Dining, News

Tosca Café aims for fall reopening

Tosca as it appeared pre-renovation Photo:

When Jeannette Etheredge, owner of the 93-year-old Tosca Café in North Beach, fell $100,000 behind in her rent, the future of the iconic watering hole looked grim. Landlord Roger Forbes served Etheredge with an eviction notice, something the shareholder in nine San Francisco strip clubs seems fond of doing these days: He also served eviction papers to legendary North Beach peep-show the Lusty Lady for falling behind in their rent (see cover story).
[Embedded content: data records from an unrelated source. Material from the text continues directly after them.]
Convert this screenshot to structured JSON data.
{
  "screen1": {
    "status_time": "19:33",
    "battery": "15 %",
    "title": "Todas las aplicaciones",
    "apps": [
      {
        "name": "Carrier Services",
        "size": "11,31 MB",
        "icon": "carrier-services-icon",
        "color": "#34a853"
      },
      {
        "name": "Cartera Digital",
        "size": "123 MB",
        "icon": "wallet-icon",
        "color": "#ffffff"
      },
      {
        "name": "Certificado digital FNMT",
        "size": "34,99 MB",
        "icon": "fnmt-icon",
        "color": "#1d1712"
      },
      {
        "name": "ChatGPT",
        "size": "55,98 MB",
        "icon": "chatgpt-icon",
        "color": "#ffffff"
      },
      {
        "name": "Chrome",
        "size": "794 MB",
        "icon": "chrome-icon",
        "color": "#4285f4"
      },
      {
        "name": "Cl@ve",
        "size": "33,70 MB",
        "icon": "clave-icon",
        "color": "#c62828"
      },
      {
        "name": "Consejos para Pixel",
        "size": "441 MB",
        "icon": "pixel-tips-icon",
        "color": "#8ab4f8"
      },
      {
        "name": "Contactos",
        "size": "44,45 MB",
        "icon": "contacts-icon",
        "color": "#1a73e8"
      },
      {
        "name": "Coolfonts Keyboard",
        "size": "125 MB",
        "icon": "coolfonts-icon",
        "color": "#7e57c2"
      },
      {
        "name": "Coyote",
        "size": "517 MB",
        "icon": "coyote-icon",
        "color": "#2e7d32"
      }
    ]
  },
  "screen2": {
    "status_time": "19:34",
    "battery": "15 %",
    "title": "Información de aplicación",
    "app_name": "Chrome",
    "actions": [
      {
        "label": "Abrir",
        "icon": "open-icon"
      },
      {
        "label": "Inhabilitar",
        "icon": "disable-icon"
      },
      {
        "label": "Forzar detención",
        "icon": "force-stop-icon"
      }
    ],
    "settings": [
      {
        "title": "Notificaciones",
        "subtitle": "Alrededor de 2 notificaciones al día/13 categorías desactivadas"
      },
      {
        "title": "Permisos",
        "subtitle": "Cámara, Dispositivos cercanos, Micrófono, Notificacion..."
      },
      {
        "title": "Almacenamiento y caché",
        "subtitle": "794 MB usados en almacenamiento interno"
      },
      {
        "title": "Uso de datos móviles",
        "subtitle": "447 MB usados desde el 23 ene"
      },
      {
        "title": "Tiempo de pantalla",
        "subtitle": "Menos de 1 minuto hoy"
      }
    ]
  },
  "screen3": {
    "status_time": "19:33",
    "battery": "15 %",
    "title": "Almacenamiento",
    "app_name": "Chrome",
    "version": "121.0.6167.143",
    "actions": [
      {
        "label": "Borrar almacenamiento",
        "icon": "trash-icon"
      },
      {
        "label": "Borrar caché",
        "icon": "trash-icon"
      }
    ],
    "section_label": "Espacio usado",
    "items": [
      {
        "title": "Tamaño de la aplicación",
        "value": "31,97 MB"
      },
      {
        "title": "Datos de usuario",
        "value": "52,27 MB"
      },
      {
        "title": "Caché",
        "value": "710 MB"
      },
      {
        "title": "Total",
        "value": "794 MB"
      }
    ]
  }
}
When actor Sean Penn, a longtime regular of Tosca, heard the news, he reached out to his friend Ken Friedman and Friedman’s business partner, chef April Bloomfield, well regarded in New York for combining upscale food with a bar ambiance at their establishments, like the Spotted Pig and the Breslin, and set the deal in motion for them to take over. Friedman, whose career started in the music business, spent time at Tosca when he worked for legendary concert promoter Bill Graham. The menu, Bloomfield says, will be straightforward with an “Italian twist.”

Others had come forward to take over Tosca, but Etheredge felt best about Friedman and Bloomfield, who plan to clean it up but not change it too much — something she and other regulars feel strongly about — and says she is thrilled about the deal.

Tosca Café opened in 1919, making it the third-oldest bar in the City. It has been the place for celebrities, locals and powerful politicians to mingle and drink the signature house “cappuccino” (Ghirardelli chocolate, steamed milk, and brandy), which was created during prohibition. Tosca stopped serving food long ago, so the biggest challenge will be updating the kitchen — and transferring the liquor license, which can take months. If things go smoothly with the kitchen, liquor license, and cleanup, they plan to reopen this fall.